最近、第2次ブリティッシュ・インヴェイジョンのアーティストが妙に気になり、レコードを取り出して聴いている。クールな PV を引っさげ、イギリスからアメリカに押し寄せ、ヒットチャートを賑わせたあの彼らだ。
デュラン・デュラン、カルチャー・クラブ、カジャグーグーの御三家に、ソロになったリマール、複数のシンセサイザーを1人で操るハワード・ジョーンズ、「ビー・ニア・ミー」の ABC やスパンダー・バレエとか。ティアーズ・フォー・フィアーズもワム! もユーリズミックスもシンプル・マインズもいた。見た目麗しく(PV映え)、シンセを駆使して(80年代の産物)、ポップで覚え易い。アメリカのマンネリ骨太ロック市場に、イギリス勢が颯爽と新風を吹き込む軽快なイメージだ。
そんな音楽に、商業主義とか醜悪なポップとかの批判があったのは後に知る。中学生だったし。リップクリームも「Kill Ugly Pop!!」を歌っていたのね。
この流れの中で一際注目されないのが OMD ことオーケストラル・マヌーヴァーズ・イン・ザ・ダーク。1985年のアルバム『クラッシュ』は売れたのに。
うちの棚には前作にあたる『ジャンク・カルチャー』(1984年)もある。初回限定のシングルつき LP。本国イギリスでは『ジャンク・カルチャー』から「テスラ・ガールズ」、「ロコモーション」、それ以前には「エノラ・ゲイの悲劇(Enola Gay)」(1980年)のヒットがあったが、僕の OMD は、はるばる海を越えてアメリカで流れた「シークレット」、「ソー・イン・ラヴ」(共に1985年)、そして翌年の「イフ・ユー・リーヴ」。
シンセサイザーを多用した、いわゆるエレクトロポップス。ニューロマとかにも括られるのかしら… メロディーラインが印象的で耳に残るけれど、きっとグループ名を覚えている人はそうはいないのでは? 80年代にも聴いていたはずなのに。
でも、『CNN デイウォッチ』で使われたメロディーと言われれば思い出すはず。スパンダー・バレエの「コミュニケイション」もその類いかな(シュワェップスの CM)。

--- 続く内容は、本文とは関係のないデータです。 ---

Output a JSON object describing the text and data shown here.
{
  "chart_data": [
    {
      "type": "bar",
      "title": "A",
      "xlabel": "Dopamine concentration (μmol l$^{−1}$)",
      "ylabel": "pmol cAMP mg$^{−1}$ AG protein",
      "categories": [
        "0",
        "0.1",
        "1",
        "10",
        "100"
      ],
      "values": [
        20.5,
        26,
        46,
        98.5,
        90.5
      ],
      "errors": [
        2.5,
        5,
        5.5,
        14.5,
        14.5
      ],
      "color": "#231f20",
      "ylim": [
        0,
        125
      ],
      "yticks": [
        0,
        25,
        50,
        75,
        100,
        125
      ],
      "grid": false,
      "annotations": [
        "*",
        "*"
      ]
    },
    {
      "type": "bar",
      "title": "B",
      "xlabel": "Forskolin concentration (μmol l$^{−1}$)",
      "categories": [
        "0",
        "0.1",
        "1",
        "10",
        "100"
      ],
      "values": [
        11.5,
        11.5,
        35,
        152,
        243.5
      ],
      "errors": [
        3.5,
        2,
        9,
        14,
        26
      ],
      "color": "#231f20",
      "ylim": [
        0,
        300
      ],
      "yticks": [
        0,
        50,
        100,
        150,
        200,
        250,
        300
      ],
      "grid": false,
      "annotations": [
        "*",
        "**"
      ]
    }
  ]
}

彼らのお手本、クラフトワーク風な楽曲。歌詞に電気椅子が出てくる「テスラ・ガールズ」や、原爆を運んだエノラ・ゲイ、建築と道徳、ジャンクな文化といった大真面目なアルバム名などなど。そんな実験性やら、社会性やらが,大挙してアメリカに進出したことよりも気になるのは、もうおじさんだからか、それとも OMD と向き合い始めたからか。